Kenmare and Muckross Demesnes—Old Woman at the Gates—Route to Glengariff—Bantry Bay—Boggeragh Mountains—Duishane Castle—The Carrig-a-pooka and its Legend—Macroom Castle and William Penn—Cork—Imperial Hotel—Ticklesome Car Boy—The Races and my Brown Hat—Route to Fermoy—Breakdown—Clonmel and its "Royal Irish"—Ride to Waterford.

I have never taken a more beautiful drive than that from Killarney to Glengariff, and it is especially delightful in a car, as one is spared a slow and tedious ascent of the mountains. We leave Killarney on a perfect morning; the motor seems to have rested with our stay there, and throbs with a healthy sound. The route takes us through the domains of Kenmare and Muckross. The latter has been sold by its ancient owners, the Herberts, and now belongs to a prosperous brewer of Dublin.

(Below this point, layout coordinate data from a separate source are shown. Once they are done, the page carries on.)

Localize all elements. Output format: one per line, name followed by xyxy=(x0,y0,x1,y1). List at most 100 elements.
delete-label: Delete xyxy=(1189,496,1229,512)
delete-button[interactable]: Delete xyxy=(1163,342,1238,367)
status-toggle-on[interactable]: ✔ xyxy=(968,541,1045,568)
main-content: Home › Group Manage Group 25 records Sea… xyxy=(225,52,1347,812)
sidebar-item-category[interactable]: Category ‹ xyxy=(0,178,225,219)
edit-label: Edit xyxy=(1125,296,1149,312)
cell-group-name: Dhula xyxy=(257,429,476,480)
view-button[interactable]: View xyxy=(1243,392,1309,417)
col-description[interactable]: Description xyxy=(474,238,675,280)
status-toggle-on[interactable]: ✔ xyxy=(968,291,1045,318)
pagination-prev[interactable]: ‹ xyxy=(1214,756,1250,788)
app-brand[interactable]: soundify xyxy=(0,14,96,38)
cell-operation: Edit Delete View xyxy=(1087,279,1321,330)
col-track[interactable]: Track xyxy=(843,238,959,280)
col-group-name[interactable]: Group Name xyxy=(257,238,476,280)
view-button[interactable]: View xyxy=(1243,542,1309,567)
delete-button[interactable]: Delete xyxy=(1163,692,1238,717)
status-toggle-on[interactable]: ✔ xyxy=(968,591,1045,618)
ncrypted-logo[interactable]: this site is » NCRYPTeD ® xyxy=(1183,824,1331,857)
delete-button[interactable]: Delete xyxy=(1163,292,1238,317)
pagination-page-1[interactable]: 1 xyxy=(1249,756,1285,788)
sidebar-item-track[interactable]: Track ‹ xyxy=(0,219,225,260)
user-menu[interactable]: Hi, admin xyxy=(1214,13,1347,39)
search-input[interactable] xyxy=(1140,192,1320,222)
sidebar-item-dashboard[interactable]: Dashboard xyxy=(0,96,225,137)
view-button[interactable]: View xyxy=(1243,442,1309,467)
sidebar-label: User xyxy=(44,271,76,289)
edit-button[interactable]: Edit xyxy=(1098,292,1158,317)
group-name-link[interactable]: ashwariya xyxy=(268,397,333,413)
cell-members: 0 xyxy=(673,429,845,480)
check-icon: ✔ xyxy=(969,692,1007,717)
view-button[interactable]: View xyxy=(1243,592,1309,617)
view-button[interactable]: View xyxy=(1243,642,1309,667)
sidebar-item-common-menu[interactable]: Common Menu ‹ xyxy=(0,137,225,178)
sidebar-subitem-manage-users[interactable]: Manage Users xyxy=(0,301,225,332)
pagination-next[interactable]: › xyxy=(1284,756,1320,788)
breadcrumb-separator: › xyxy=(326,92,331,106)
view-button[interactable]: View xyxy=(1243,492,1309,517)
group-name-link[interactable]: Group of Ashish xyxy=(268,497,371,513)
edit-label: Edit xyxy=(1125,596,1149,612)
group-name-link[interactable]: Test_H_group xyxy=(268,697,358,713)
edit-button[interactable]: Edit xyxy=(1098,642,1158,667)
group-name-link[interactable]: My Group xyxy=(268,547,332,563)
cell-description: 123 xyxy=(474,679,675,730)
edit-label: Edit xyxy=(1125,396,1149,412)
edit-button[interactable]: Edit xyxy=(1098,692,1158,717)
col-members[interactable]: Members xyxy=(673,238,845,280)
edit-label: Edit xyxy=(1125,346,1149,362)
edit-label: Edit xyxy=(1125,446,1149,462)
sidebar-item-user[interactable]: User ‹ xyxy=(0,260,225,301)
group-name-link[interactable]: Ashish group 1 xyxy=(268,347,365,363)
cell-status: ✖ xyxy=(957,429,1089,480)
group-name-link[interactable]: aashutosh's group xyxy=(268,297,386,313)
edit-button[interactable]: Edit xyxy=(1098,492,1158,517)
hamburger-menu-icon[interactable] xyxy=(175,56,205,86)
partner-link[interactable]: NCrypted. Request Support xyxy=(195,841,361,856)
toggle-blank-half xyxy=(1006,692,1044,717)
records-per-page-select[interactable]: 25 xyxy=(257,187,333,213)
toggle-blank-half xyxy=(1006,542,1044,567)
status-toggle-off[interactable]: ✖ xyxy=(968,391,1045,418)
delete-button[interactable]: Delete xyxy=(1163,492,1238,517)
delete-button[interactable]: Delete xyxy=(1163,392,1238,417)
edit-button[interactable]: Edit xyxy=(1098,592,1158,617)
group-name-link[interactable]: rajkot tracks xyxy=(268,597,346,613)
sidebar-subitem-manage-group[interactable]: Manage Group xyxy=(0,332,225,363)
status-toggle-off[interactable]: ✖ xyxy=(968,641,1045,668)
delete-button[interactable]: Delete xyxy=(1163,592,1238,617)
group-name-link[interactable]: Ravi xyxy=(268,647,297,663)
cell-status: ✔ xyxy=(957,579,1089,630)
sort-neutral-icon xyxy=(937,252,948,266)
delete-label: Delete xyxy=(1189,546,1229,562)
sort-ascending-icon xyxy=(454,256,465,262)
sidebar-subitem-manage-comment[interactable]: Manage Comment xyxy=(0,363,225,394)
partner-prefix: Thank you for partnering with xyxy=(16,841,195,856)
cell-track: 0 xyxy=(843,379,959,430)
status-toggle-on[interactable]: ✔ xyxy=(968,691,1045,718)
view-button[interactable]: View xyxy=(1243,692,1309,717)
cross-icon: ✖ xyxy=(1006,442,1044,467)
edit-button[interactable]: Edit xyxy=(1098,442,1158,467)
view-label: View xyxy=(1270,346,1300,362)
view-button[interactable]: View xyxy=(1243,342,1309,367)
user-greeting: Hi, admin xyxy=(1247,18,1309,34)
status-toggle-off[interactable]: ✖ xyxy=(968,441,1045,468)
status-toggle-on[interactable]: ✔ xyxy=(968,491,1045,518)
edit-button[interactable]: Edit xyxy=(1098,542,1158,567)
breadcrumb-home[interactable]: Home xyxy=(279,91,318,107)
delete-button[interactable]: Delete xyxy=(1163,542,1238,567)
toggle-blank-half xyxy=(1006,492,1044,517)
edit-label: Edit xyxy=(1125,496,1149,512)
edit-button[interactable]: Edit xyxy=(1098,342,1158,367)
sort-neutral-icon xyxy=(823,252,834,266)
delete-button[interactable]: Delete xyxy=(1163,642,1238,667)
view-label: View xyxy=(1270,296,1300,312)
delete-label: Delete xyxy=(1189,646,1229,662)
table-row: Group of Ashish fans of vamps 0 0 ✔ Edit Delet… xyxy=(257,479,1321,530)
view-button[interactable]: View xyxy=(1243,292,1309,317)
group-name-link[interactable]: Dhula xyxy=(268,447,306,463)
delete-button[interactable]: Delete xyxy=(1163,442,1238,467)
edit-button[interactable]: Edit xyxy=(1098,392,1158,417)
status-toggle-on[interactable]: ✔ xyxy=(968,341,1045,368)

As we enter the domains we are stopped at the gateway by a buxom dame, who demands a shilling a head. I try to bargain with her, offering half price for the Jap, and suggesting that we may meet with a catastrophe which will prevent our getting our money's worth. "It makes no difference phat sort of quare heathen you have wid yez, or if yez all died ten feet inside the gate, yez will pay a shilling a head before yez come a foot farther," and planting herself directly before the car, she looked it squarely in the eye—wherever that may be—and would have kept her word. So I perforce hand over four shillings, only to be detected in trying to pass off an American quarter. As we roll inward an anathema is hurled after us: "Ho, ho, ha, ha, bad sess to the likes of yez."

How beautiful it is here—how delicious the day! The sun shines hot and the air is laden with the odour of the balsam. The superb roadway winds in and out for miles, now by the lake and here in the deep green of the forest, with enchanting views of the mountains. Bird-like the car skims over ancient stone bridges, or close to the water, and we pause a moment to do homage at the shrine of Muckross, and finally cross the old weir bridge, declining the bog-oak work for sale by the old man who tried to sell us such thirty years ago,—same man and same work, I think.

From here on the road mounts higher and higher, twisting and turning until I am not sure in which direction we are really going, and am reminded of a remark of a dear aunt of mine, while riding on a narrow-gauge railroad near Denver, "Really, I very many times saw the back of my own bonnet."

Here, to-day, while far different from the rugged grandeur of our western mountains, the vistas are equally charming. There, it is not so much, to my thinking, in the splendour of the hills as in the prospect over the limitless plains. Vast and grandly mysterious, they roll up to the very point where the mountains rise abruptly from their western limits, and as one gazes outward they resemble the ocean itself suddenly calmed into eternal sleep by the mandate of God, "Peace, be still," and those western plains are indeed still.

This prospect in the old world shows the traveller the entire panorama of Ireland's most beautiful mountains, and far below him nestle the chain of Killarney's enchanted lakes, where the fairies dance nightly and the daisies bloom for ever. But why attempt description? All the world knows Killarney, and to-day I seem to hear her wild echoes as they bear away the love song of Dermot Asthore.